What is the difference between the liquidation price for borrow positions and the margin level in traditional margin trading? A:
- Borrow Liquidation:
- The liquidation price ensures that the collateral, when sold in the pool, covers the debt after accounting for slippage.
- Collateral value is calculated based on the average execution pricewhen liquidating the position in the pool (impacted by liquidity depth).
- Designed to guarantee that pool liquidity can absorb the sale without protocol losses.
- Margin Level:
- Margin requirements typically use the real-time market price (e.g., oracle price) to calculate collateral value, ignoring slippage.

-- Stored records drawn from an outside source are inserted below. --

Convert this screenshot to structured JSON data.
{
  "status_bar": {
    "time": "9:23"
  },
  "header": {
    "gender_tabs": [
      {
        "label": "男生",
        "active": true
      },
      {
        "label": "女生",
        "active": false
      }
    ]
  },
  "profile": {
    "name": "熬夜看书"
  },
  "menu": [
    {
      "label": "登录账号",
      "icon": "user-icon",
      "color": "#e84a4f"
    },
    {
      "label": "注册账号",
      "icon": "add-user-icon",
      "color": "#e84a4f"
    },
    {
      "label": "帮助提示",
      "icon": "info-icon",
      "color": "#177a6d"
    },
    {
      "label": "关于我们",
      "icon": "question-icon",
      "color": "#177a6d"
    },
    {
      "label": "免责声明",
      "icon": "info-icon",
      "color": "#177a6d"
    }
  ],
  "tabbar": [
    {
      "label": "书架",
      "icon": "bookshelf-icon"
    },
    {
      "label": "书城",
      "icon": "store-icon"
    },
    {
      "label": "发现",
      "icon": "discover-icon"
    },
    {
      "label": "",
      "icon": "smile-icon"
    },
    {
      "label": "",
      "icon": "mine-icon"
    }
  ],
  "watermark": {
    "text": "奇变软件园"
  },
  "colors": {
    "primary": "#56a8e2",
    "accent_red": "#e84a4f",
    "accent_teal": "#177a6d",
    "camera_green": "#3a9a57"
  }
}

- Focuses on maintaining a threshold (e.g., 150%) without considering liquidity depth.
Key Difference:
Borrow liquidation prices are liquidity-dependent (slippage-adjusted), while margin levels of margin buy/sell rely on instantaneous pricing (slippage-ignored).
Borrow liquidation prices are liquidity-dependent (slippage-adjusted), while margin levels for margin buy/sell rely on instantaneous pricing (slippage-ignored). What is the purpose of this design?
The reason borrow liquidation prices are liquidity-dependent (slippage-adjusted) is to prevent arbitrage in pools with relatively shallow liquidity, where borrowing could yield more tokens compared to selling. The liquidateBurn function essentially repays the debt by performing a swap through our own pool, which is entirely dependent on the pool's liquidity.